"Ben Sana Zorunluyum"
Attilâ İlhan'ın o şirini bilirsiniz: "Ben Sana Mecburum".
30 Ocak 2021 günü Resmî Gazete'de "Recep Tayyip Erdoğan" imzasıyla yayınlanan "1921 Yılının Yunus Emre ve Türkçe Yılı Olarak Kutlanması-Genelge"sinde "... Türkçenin öneminin vurgulanması medeniyet dili kimliğiyle bilinçli ve doğru kullanılmasının amacıyla 'Dünya Dili Türkçe' adıyla yurt genelinde ve yurt dışında bir kampanyanın tertiplenmesine karar verilmiştir." deniyor.
Ortada sanki "Türkçe" varmış gibi, "kutlama"dan bahsediliyor.
Önce çok sevdikleri ifadeyle söyleyeyim: "Türkçemize Dönüş Eylem Planı" ilân edilmelidir. Bu "eylem planı"nı da Türkçemize gönül vermiş insanımız hazırlar. Sonra müzakereye açılır.
Hatırlatmıştım... Ders kitaplarından başlamalılar.
Her ekrana, her gazeteye, her haber ajansına, her haber sitesine "Türkçe"mize sahip çıkacakların vazifelendirilmesi istenmelidir. Tabiî bunun ölçüleri olacak. O ölçüler "eylem planı"yla ortaya konacak. Sonra bir kanun çıkarılacak; o ölçülere uyma mecburiyeti getirilecek.
İki nutuk atıp "Yunus'umuzu andık, Türkçemizi kutladık." demek hiçbir şey kazandırmaz.
Şu diziler var ya şu diziler... Hemen hepsi birbirinin kopyası. (TRT'nin dizilerini ayrı tutuyorum. Gerçi pek de bakamıyorum ama meselâ; "Gönül Dağı" (Yozgat ağzı olduğu için dikkatimi çekti.), meselâ; "Masumlar Apartmanı", Türkçeleri itibarıyla, biraz rötuşla rayına oturtulabilir. Çok iyi gidiyor. Ekrandan tarihî dizilere hiç bakmadığım için Türkçeleri hakkında bir şey söyleyemeyeceğim.)

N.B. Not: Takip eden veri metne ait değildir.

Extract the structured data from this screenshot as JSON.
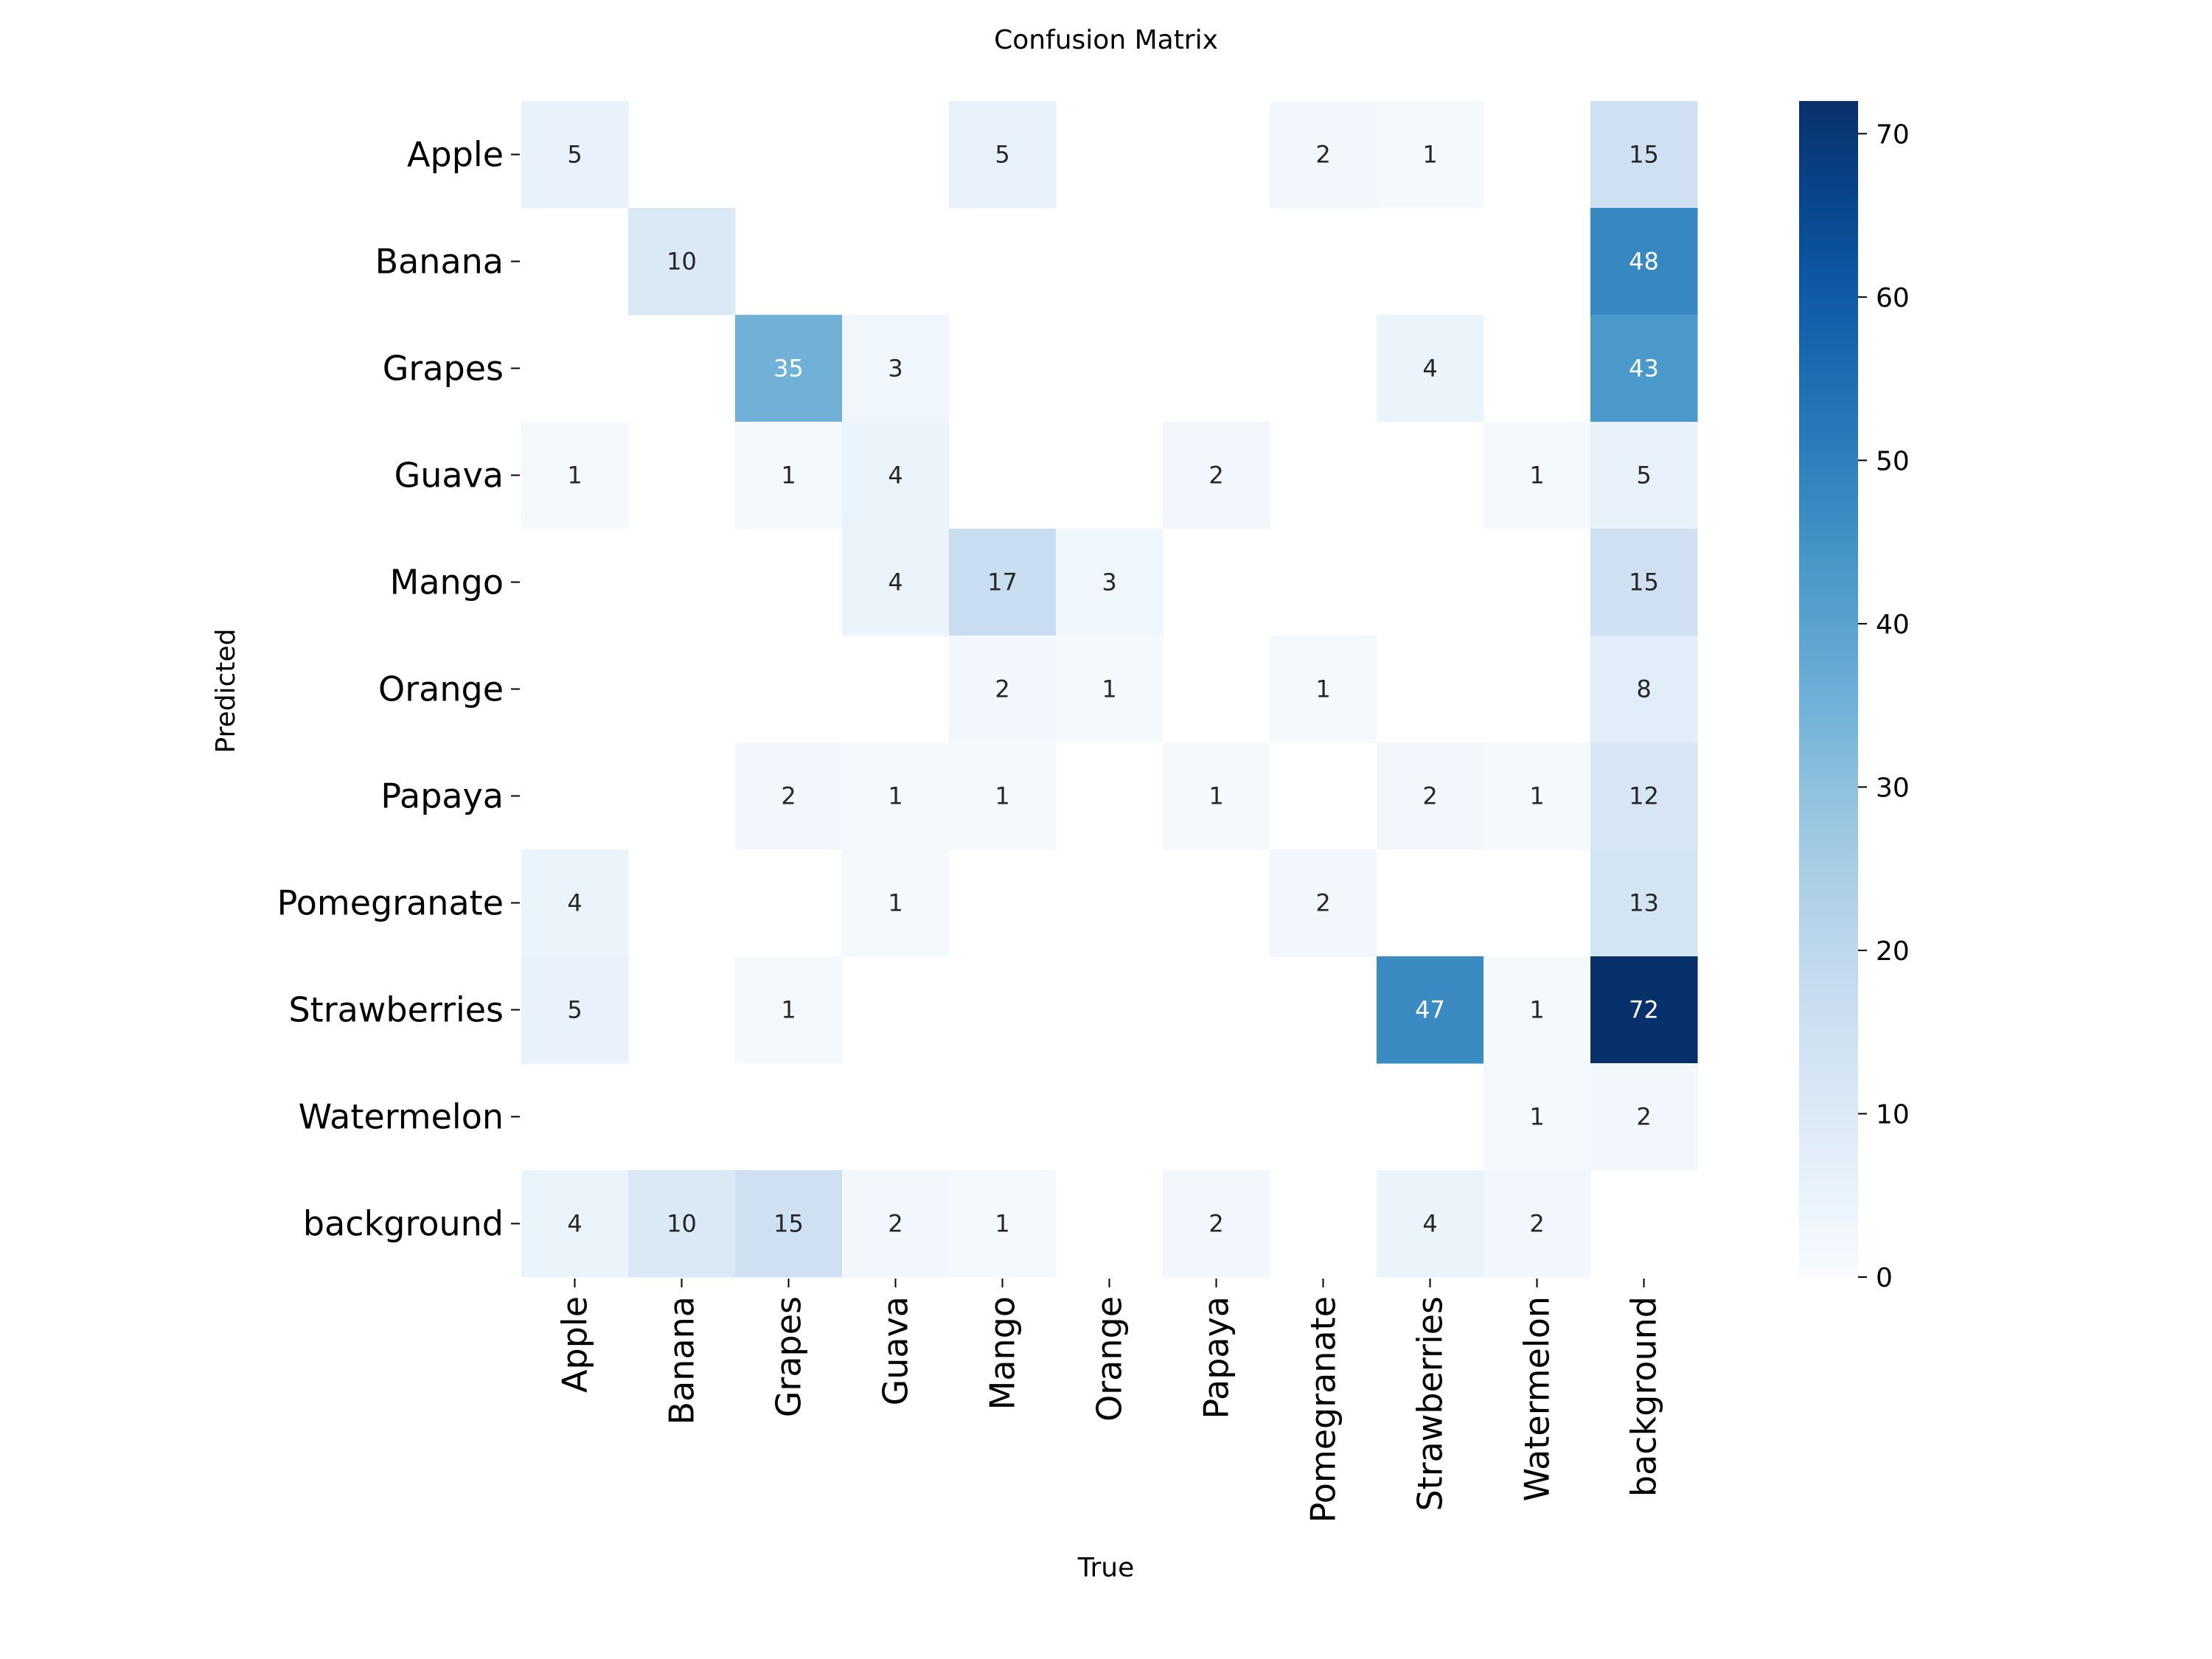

Meseleye Attilâ İlhan'ın "Ben Sana Mecburum" şiirinden girdik. Çok basit anlatmak istiyorum. Ne diyor Attilâ İlhan:
"Ben sana mecburum bilemezsin / Adını mıh gibi aklımda tutuyorum / Büyüdükçe büyüyor gözlerin / Ben sana mecburum bilemezsin / İçimi seninle ısıtıyorum…"
"Mecbur" Arapçadan dilimize girmiş. Karşılığına "zorunlu" uydurmuşlar.
"Zorunlu" sık da kullanılıyor. Türkçe diye öne çıkarıyoruz ama kökü zar-zor Farsçadır.
"Mıh" Farsçadan gelme. Bizde artık çivi deniyor. Çivi Türkçe gösteriliyor. Divanü Lügati't-Türk'te yer alıyor.
İkinci mısrada bir de "akıl" var. "Us"la karşılıyorlar.
Şimdi, Türkçeleştiriyoruz ya... Yerlerini değiştirerek okuyalım:
"Ben sana zorunluyum bilemezsin / Adını çivi gibi usumda tutuyorum / Büyüdükçe büyüyor gözlerin / Ben sana zorunluyum bilemezsin / İçimi seninle ısıtıyorum…"
Bu örneği niye verdim? Garipçiler'i bilirsiniz. Birinci Yeniciler; Orhan Veli Kanık, Oktay Rıfat Horozcu, Melih Cevdet Anday ekibi... 1941'de "Garip-Şiir Hakkında Düşünceler ve Melih Cevdet, Oktay Rıfat, Orhan Veli'den Seçilmiş Şiirler" kitabını neşrettiler. Manifesto gibi. Dört yıl sonra sadece "Garip" adıyla ikinci baskısını yaptılar. Bu baskıda "Düşünceler" metnindeki kelimeleri "öztürkçe"yle değiştirdiler. "Ve" bağlacını, Arapçadan gelme, diye attılar. Hakikaten "garip" bir Türkçe ortaya çıkardılar. (Ayrıntısını"Edebiyatımızda Terimler" kitabımızın "Garipçiler" maddesinde verdim.)
Ruhumuza işlemiş kelimeler değiştirilebilir mi?
Zamanla Attilâ İlhan'ın bu sade şiiri bile, eski Divan şiiri gibi olacak, sözlüğe bakılacak!
Attilâ İlhan bunları bildiği için dilimizin esası olmuş kelimeleri atılıp damdan düşme kelimelerin kullanılmasına karşı çıkmıştır.